Summer tube etiquette…

I travelled into the West End by Tube yesterday evening (just before the torrential downpour of rain began, so it was a lovely surprise when I finally exited at Piccadilly Circus – I got soaked, naturally) and was offended by the stink off my fellow passengers even more than usual.

Seriously – it’s 2009 and we live in a developed country. There is absolutely no excuse for you to smell so bad. I don’t mean sweat. Sweat is inevitable when you’re underground in a rapidly moving train without any air conditioning.

No.

I’m referring to the “I haven’t washed in several days” stench associated with the “Optional daily underwear change” brigade. Rank. Foul. And inexcusable.

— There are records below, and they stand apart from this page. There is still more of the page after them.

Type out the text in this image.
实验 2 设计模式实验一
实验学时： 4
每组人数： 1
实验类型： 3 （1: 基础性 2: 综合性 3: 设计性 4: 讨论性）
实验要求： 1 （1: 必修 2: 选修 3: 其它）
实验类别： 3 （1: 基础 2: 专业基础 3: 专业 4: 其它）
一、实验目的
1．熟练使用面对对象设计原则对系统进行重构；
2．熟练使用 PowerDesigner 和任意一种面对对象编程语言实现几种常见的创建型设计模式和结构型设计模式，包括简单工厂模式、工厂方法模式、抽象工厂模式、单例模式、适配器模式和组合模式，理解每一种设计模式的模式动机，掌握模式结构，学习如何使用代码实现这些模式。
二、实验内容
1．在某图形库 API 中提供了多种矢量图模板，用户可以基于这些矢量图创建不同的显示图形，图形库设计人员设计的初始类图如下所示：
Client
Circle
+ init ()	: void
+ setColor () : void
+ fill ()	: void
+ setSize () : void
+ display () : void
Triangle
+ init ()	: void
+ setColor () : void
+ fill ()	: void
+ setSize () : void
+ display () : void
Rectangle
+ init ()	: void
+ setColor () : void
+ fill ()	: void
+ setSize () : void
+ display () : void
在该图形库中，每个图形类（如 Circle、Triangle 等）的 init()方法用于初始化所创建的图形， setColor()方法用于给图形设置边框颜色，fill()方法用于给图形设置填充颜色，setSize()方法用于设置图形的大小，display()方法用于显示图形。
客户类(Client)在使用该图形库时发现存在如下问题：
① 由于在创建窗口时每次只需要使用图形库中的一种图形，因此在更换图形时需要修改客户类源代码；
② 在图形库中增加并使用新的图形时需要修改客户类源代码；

Luckily, I was travelling against the flow of rush-hour, so I wasn’t squeezed up against any strangers. Still, I could smell the girl sitting two seats away, especially when she got up and walked past me. All I could think was: can’t she smell herself? Doesn’t she have any friends who might have a word with her?

It reminded me how glad I am I don’t have a daily commute anymore – I think I’d go crazy if I was cooped up inside a tube carriage with stinky people every morning and evening.

Just as I was getting over the stink on the train and trying to get out of Piccadilly Circus station, I encountered my other favourite public transport annoyance – the people (and not all tourists, by the way) who walk right up to the ticket barrier and only then start looking for their ticket. It’s like it’s the first time they’ve ever been on any form of public transport and they’re genuinely shocked that they need to produce their ticket to leave the station. They actually look like they weren’t expecting it.

People! Wash yourselves and your clothes. And always remember where your tube ticket is. Then we’ll get along just fine.